This insurance company reinsures other insurance companies in India

We take insurance to mitigate risks and provide protection against potential losses or unexpected events. Health insurance covers medical expenses, while auto insurance protects against damage to vehicles. 

However, have you ever wondered how insurance companies themselves mitigate their risks? This is where reinsurers like GIC Re come into the picture. Reinsurers provide insurance to insurance companies. 

Let's figure out how it functions. The Insurers allocate a portion of the premiums they collect from policyholders to a reinsurance company. In return, the reinsurer agrees to shoulder the financial burden for losses that exceed certain predetermined limits. This arrangement sets a cap on the maximum potential loss for the insurer. 

However, the reinsurer faces the challenge of managing potentially massive amounts if a major disaster occurs. Reinsurers generate revenue through two primary avenues which are by underwriting policies profitably and investing the premiums they receive from insurers.

Business Overview 

The General Insurance Corporation of India (GIC Re) is an Indian company that specializes in providing reinsurance services to direct general insurance companies. It serves as a crucial intermediary in the insurance industry, enabling direct insurers to transfer a portion of their risks to GIC Re. 

As a reinsurer, it helps mitigate the financial impact of large-scale claims and catastrophic events for its clients. It plays a vital role in the stability and sustainability of the general insurance sector in India by providing risk management and underwriting support to insurance companies. 

It commands a significant market share of approximately 60%. It provides reinsurance coverage for a wide range of sectors, including fire, marine, motor, health, agriculture, aviation, and more. 
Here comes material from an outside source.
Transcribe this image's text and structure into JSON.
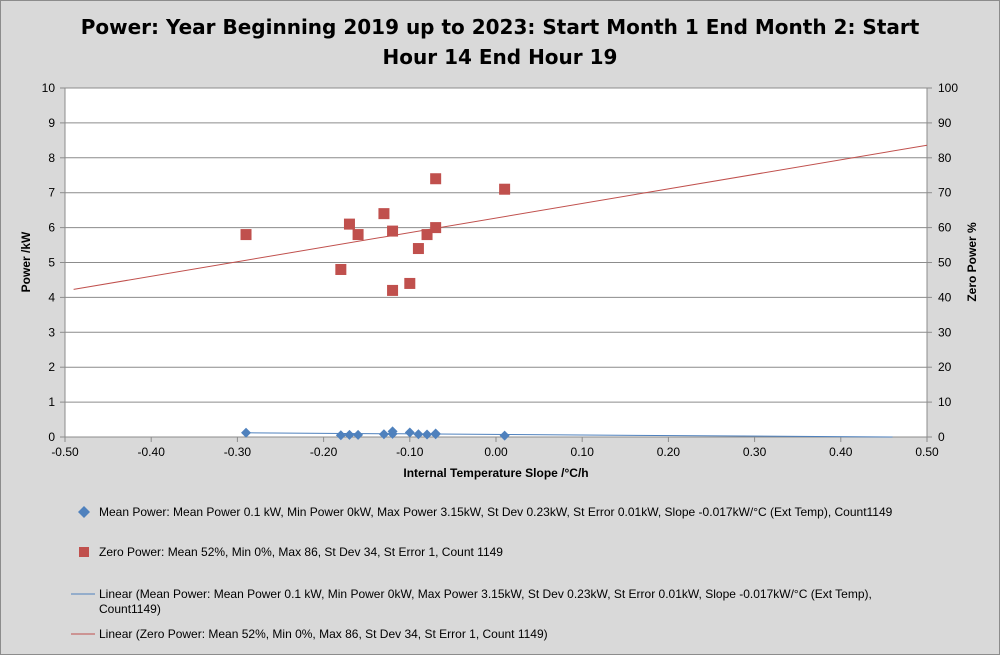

The entity is formed with the specific objective of overseeing, regulating, and conducting general insurance operations. Nevertheless, GIC Re holds the advantage of having the first right of refusal in reinsurance contracts.

Financial Overview

If we check the company’s financials, annual revenue experienced a decline of 5.8% YoY, from Rs 49257 Crore to Rs 46402 Crore in FY23. The operating profit of the company stands at Rs 6725 Crore, accompanied by an operating profit margin of 14%. Despite revenue declining by 5% the operating margins got doubled from 7% to 14% in FY23. Furthermore, the net profit of the company amounts to Rs 6312 Crore.

The company's return on capital employed (ROCE) and return on equity (ROE) are reported as 20.6% and 16.8%, respectively. 

Share Performance

Today, the stock commenced trading at Rs 186.25, down by 1.13% from the previous day's closing price of Rs 184.65. While writing this article the shares of the company are trading at Rs 186.25 on BSE. The stock's 52-week highs and lows are Rs 204 and Rs 112.95 respectively. Currently, its market capitalization stands at Rs 32675.70 Crore. 

Over the past three months, the stock has delivered an impressive return of 29%, while in the last one year, it has generated a return of 60%. 

In terms of ownership, the promoters hold 85.78% of the company's shares, while foreign institutional investors (FIIs) and domestic institutional investors (DIIs) hold 0.67% and 11.02%, respectively. 

Disclaimer: This blog has been written exclusively for educational purposes. The securities mentioned are only examples and not recommendations. It is based on several secondary sources on the internet, and is subject to changes. Please consult an expert before making related decisions.